Victor Frankl, who survived a Nazi concentration camp, argued that
free will appears to enable those who have suffered trauma feel less
like victims. The Armenian Genocide was, of course, designed to destroy
the Armenians’ personal agency, and the fall of the independent Republic
of Armenia removed their political agency. However, the men of Nemesis
created a narrative of resistance and justice that provided a measure of
pride to the Armenians in the dark days of 1921. After the trial, Vahan
Zakariants, who testified at the trial and was the operative Vaza who
ascertained that Talaat was indeed living at 4 Hardenbergstrasse, wrote a
letter published in Sacred Justice (*) describing the day Tehlirian was acquitted; it showed Tehlirian’s nearly rock-star status at that time:
The whole courtroom had become silent. … Several hundred eyes were
directed to the foreman of the jury, and to the written paper in his
hand. … [The foreman] very definitive and loud intones, “Nein”
[No]. Immediately the courtroom explodes in applause, and silence. I
translate that; Soghomon quietly asks, “What are they saying and what
does that mean?” “That means, you are free,” I answer. … Everyone
exploded; Armenian, German, woman, and girl like a torrent are running
toward the cage where Soghomon is and crying, joyous, hugging each
other. … Some people are kissing his hand, some his forehead, former
landlady is crying; you’d think that she was his mother…”
The trial transcripts were printed and sold many a copy during a time when immigrants had little money to spare.

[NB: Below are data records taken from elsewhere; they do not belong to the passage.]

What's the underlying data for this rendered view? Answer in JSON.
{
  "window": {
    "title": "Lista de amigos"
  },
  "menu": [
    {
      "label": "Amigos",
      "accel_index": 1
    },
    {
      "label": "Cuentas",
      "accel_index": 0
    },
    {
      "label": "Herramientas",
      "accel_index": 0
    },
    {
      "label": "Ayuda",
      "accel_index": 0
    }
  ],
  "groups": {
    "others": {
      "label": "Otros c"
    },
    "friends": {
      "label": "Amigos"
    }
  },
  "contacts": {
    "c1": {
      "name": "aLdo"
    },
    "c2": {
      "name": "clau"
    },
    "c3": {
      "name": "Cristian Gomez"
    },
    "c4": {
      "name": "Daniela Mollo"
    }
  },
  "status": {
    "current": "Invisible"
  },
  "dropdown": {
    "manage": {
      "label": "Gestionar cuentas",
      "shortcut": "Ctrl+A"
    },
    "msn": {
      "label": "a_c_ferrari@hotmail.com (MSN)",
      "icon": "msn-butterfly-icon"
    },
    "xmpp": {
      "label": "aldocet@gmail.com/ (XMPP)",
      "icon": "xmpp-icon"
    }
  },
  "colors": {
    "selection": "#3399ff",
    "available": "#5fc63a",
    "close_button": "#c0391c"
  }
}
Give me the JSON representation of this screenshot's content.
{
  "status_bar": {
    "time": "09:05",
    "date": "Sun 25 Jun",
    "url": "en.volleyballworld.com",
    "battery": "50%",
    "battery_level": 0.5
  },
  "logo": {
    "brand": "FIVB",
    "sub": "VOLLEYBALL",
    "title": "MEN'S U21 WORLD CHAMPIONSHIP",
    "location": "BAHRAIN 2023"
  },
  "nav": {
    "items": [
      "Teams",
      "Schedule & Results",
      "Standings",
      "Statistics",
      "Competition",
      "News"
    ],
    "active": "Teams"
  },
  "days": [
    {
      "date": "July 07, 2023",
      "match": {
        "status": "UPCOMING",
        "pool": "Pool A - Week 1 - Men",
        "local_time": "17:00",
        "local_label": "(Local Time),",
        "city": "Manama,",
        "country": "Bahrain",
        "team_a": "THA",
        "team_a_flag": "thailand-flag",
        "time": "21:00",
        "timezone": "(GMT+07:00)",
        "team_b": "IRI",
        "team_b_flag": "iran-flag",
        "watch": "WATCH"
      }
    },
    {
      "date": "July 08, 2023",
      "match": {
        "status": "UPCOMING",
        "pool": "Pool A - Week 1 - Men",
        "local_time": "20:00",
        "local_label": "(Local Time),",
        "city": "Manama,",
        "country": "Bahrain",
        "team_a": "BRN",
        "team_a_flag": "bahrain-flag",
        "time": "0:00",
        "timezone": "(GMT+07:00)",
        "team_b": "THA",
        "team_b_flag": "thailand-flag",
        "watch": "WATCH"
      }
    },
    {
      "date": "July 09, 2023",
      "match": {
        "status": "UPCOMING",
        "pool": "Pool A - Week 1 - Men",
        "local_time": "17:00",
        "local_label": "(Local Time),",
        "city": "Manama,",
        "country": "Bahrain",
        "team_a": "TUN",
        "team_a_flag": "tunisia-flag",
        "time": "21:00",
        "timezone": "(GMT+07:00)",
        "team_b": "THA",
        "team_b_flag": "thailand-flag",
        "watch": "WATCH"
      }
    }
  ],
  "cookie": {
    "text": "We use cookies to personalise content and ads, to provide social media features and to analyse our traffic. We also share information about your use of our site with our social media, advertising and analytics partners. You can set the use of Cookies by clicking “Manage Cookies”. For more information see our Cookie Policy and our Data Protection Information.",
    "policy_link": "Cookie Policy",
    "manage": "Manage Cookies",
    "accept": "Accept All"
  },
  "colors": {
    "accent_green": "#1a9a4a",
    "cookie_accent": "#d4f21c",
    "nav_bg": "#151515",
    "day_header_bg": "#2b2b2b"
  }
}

When I was a small child, our social life was organized around
Armenian events. Elderly ladies, dressed in black, who did not dance or
laugh, whose signature action was to wring their hands as they echoed
the “vakh vakh” that so defined them, were part of our
landscape. As a child, I was both drawn to these women and shrank from
them. I knew they lived in an inner world that I did not want to know.
As children, we absorbed the meaning of the words “vakh vakh” without being told the phrase means “what a shame, what a pity.” But I did not know then that vakh
in Armenian means “fear.” We children feared these women because we
knew instinctively that we could become them. The effects of genocide do
not disappear by an act of will. While research has shown that
three-quarters of Armenian survivors interviewed asserted that they did
not talk to anyone about their experiences of the genocide for fear of
persecution and to protect their children, helplessness and silence can
exacerbate the effects of trauma, which children can sense. In addition,
epigenetics—genetic changes in response to life events—as well as
experiences may affect our behavior, and perhaps that of our children.
Perpetrators as well as victims may be affected by these problematic
epigenetic changes. We are left with the unsettling premise that not
only the sins of the fathers—but their responses from being sinned
against—may be visited upon their children. If so, this means that the
genocide is still happening—to both perpetrators and their victims.
On Jan. 13, I attended a lecture in Cambridge, Mass., given by the
noted Turkish scholar Taner Akcam, who talked about documenting the
effort in Aleppo immediately after the genocide to rescue Armenian women
and children, a project he is translating into Turkish. After the
lecture, he was asked why he does this difficult work. He talked of his
family’s dedication to supporting human rights in Turkey and the prison
terms that generated. He spoke of his brother’s jailors sending home his
bloody underwear to his mother. Turk or Armenian, bloody underwear is
the same. Let us hope in this year of the Centennial that the door to
truth and freedom begins to open—for both Armenians and Turks. In the
meantime, we can thank the men of Nemesis that the architects of the
Armenian Genocide did not die in their down beds of old age.
"The Armenian Weekly," February 18, 2015
(*) Marian Mesrobian Mac Curdy, Sacred Justice: The Voices and Legacy of the Armenian Operation Nemesis, New Brunswick: Transaction Publishers, 2015.